= Isabel Rodríguez =

Doctor and participant in the conquest of Mexico

Isabel Rodríguez, also known as Isabel Rodrigo, was a Spanish nurse, explorer, and doctor of the 16th century. She was the "mother" of 16th century military medicine.

==Biography==
She was a member of the expedition of Hernán Cortés to Mexico. Born in Spain, her date of birth and of death are unknown. She was known as "The Matron" of the conquest among her companions. Her name is mentioned in the letters of Francisco Cervantes de Salazar and Bernal Díaz del Castillo. Her husband was Miguel Rodríguez de Guadalupe, of whom not much is known. She arrived to the New World prior to 1521 and joined Cortés’ expedition.

Isabel was in charge of the medical part of the expedition. She had the idea of creating an established group of nurses that would accompany the soldiers consistently.

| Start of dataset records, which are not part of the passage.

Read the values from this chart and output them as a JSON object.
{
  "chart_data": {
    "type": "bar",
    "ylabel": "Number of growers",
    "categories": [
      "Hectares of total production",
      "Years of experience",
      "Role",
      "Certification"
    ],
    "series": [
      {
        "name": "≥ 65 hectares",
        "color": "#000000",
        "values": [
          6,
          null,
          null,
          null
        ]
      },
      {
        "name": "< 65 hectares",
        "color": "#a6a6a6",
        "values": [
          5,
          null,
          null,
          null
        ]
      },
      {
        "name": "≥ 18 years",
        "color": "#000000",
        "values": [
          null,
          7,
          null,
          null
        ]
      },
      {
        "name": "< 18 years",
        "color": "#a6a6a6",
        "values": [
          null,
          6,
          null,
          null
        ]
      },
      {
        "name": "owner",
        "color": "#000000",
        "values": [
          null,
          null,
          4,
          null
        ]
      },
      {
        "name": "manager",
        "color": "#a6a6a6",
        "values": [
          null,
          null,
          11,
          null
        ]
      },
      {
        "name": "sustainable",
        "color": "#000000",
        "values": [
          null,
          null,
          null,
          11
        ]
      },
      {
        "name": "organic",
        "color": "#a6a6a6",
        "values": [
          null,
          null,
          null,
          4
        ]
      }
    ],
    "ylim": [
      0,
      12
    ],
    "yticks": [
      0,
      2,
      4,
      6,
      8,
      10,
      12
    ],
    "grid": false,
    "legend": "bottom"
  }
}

She trained and coordinated young women, from both Spain and the allied native nations, that desired to take part in the conquest to treat war wounds and form a corps of nurses that followed the conquerors and intervened after, or even during, battle, to assist the wounded. She might have also served as a woman soldier, as several of her underlings also did.

Some of the women under her command were Beatriz Palacios, Juana Mansilla and Beatriz Muñoz. It is likely that Isabel took over other management duties regarding settlements or food rationing.

Her healing ability was so outstanding that she was said to have a "gift". When the conquest was over, and after several of her companions and former patients acted as witnesses, the Spanish Crown granted her the title of "Honorary Doctor", a profession reserved only for men at the time, and granted her permission to freely exercise medicine in the lands of Nueva España. This makes Isabel one of the first recognized female doctors in western history.

After her intense life of service she settled in Tacubaya, where her service had earned her and her family some terrain, and continued practicing medicine among her local community.